Kato Richard, a telecommunications engineering graduate from
Makerere University offered to help motorbike owners track down their motorcycles once they have been stolen.
“One of the most attractive items to thieves in Uganda is the motorbikes. Two years ago, I carried out a market survey, we spoke to motorbike people and we came up with a solution to track their stolen bikes,” he says.
Kato developed a solution, where a tiny Global Positioning System (GPS) tracker is installed on a bike. This tracker is then synched with mobile and web-based applications. So if you are motorbike owner, you can see in real time, where your stolen motorbike is at one particular time by clicking on an app on your mobile phone.
For clients who do not have access to the internet, the solution provides for the use of the SMS.
After designing the system, Kato entered a deal with a Hong Kong based company to supply him the small trackers that he uses today at his startup company called JERM Technologies.
“There are some general purpose trackers on the market, but what I went for was a more customized one. One with a longer battery; one that is small enough to be hidden in a bike,” explains Kato, who is also currently pursuing a master in power systems engineering degree at Makerere University.
How the solution works
The position of the GPS tracker on the bike is so random to make it difficult for a thief to disable the device.

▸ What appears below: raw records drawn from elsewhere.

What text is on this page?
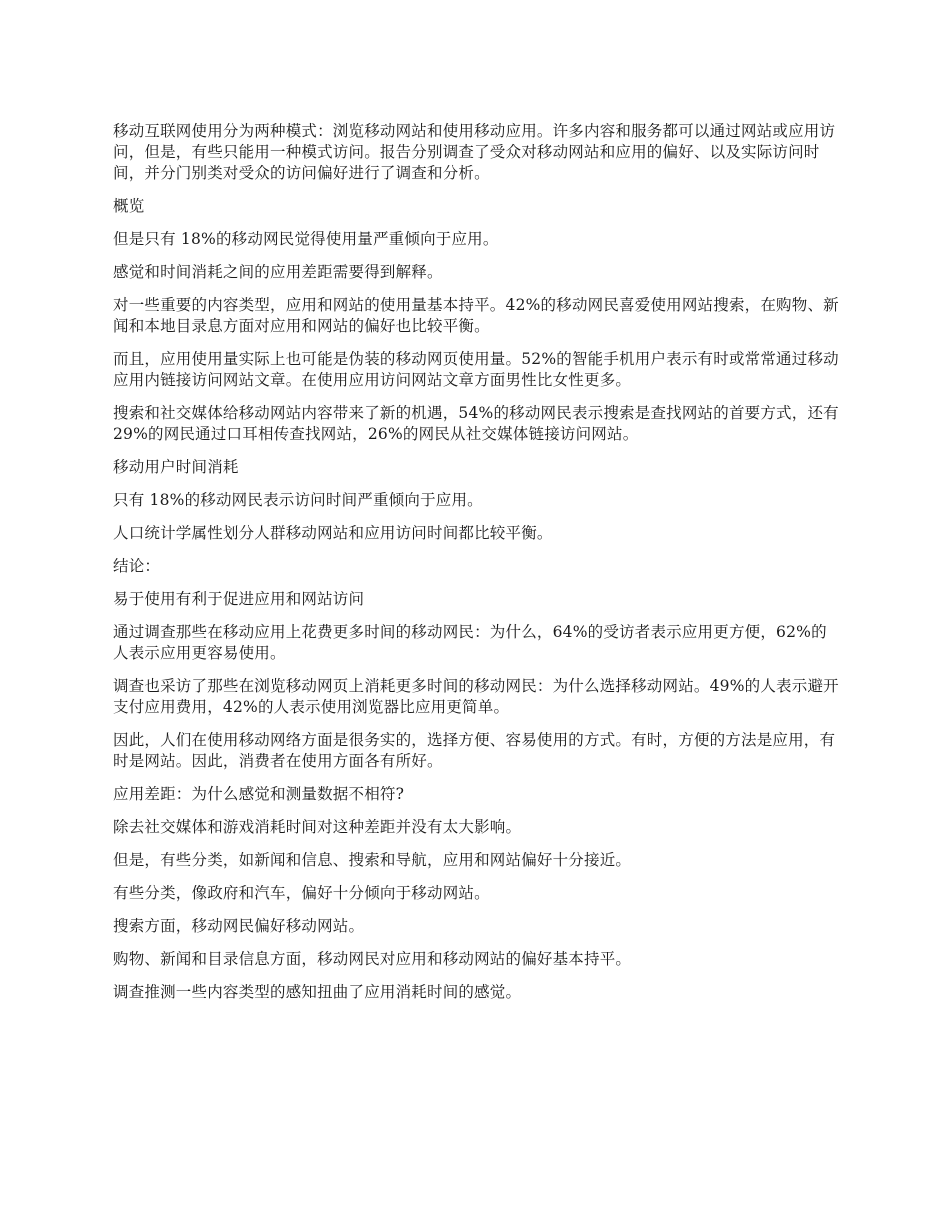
移动互联网使用分为两种模式：浏览移动网站和使用移动应用。许多内容和服务都可以通过网站或应用访问，但是，有些只能用一种模式访问。报告分别调查了受众对移动网站和应用的偏好、以及实际访问时间，并分门别类对受众的访问偏好进行了调查和分析。

概览

但是只有 18%的移动网民觉得使用量严重倾向于应用。

感觉和时间消耗之间的应用差距需要得到解释。

对一些重要的内容类型，应用和网站的使用量基本持平。42%的移动网民喜爱使用网站搜索，在购物、新闻和本地目录息方面对应用和网站的偏好也比较平衡。

而且，应用使用量实际上也可能是伪装的移动网页使用量。52%的智能手机用户表示有时或常常通过移动应用内链接访问网站文章。在使用应用访问网站文章方面男性比女性更多。

搜索和社交媒体给移动网站内容带来了新的机遇，54%的移动网民表示搜索是查找网站的首要方式，还有 29%的网民通过口耳相传查找网站，26%的网民从社交媒体链接访问网站。

移动用户时间消耗

只有 18%的移动网民表示访问时间严重倾向于应用。

人口统计学属性划分人群移动网站和应用访问时间都比较平衡。

结论：

易于使用有利于促进应用和网站访问

通过调查那些在移动应用上花费更多时间的移动网民：为什么，64%的受访者表示应用更方便，62%的人表示应用更容易使用。

调查也采访了那些在浏览移动网页上消耗更多时间的移动网民：为什么选择移动网站。49%的人表示避开支付应用费用，42%的人表示使用浏览器比应用更简单。

因此，人们在使用移动网络方面是很务实的，选择方便、容易使用的方式。有时，方便的方法是应用，有时是网站。因此，消费者在使用方面各有所好。

应用差距：为什么感觉和测量数据不相符?

除去社交媒体和游戏消耗时间对这种差距并没有太大影响。

但是，有些分类，如新闻和信息、搜索和导航，应用和网站偏好十分接近。

有些分类，像政府和汽车，偏好十分倾向于移动网站。

搜索方面，移动网民偏好移动网站。

购物、新闻和目录信息方面，移动网民对应用和移动网站的偏好基本持平。

调查推测一些内容类型的感知扭曲了应用消耗时间的感觉。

“The chip uses the Google maps coordinates and returns them to our server, and then we relay that to the client’s device,” explains Kato.
“Every bike has a key assigned to the starter and the moment another person tries to unlock the bike, the system will notify you.”

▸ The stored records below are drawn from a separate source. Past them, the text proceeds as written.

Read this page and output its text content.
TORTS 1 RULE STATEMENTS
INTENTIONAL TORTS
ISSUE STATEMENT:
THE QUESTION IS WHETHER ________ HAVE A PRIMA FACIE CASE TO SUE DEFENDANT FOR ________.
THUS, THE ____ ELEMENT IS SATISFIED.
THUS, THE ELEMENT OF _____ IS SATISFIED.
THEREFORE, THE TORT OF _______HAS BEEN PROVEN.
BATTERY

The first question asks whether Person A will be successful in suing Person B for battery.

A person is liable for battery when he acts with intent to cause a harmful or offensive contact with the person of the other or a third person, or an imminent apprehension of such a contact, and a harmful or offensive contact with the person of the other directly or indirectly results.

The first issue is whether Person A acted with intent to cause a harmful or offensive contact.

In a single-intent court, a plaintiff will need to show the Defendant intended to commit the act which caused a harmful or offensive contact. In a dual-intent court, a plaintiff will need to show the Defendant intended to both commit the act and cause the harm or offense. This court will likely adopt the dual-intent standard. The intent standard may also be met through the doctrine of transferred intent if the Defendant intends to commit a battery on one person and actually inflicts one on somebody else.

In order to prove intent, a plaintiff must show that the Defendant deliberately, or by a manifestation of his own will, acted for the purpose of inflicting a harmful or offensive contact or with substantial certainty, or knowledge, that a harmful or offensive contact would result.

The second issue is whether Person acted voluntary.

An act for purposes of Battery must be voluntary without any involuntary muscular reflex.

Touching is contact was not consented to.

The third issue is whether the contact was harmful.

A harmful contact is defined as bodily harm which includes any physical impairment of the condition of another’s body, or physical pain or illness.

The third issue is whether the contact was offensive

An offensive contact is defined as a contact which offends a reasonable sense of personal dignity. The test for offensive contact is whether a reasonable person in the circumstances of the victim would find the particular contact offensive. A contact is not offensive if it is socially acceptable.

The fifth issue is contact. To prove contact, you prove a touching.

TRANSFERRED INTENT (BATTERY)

The system also comes in handy if you want to track the movements of your bike. This tool, Kato says is popular with owners who give other people to ride their bikes.
“You may tell your driver that your motor bike should only operate within Kampala city to ferry passengers and the moment he goes beyond the boundaries of Kampala according to Google Maps, you are immediately notified,” explains Kato.
Already 50 motorbike owners are on board, and Kato says they are only getting started.
“One of our clients lent out his motorbike in Kampala, unfortunately, the person who borrowed the bike turned off his phone and he parked the motorbike for over a month. When the battery went off, the tracker also went off, but as soon as he turned on the bike, the system got back on, and we tracked him down.
Kato who turns 28 in October, says since his start-up is small, he is heavily counting on referrals from motorbike owners who are already hooked onto the service.
Installation fee, inclusive of the device is Sh200,000 and one has to part with sh20,000 every month, which Kato says is used to maintain the network servers.
Kato is using the same idea to develop tracking systems for vehicles, and even for boats on Lake Victoria to curb illegal fishing among others.
Source: New Vision newspapers, Uganda and NTV Uganda
What other solutions would you suggest to curb down motorbike or motor vehicle thefts in your countries?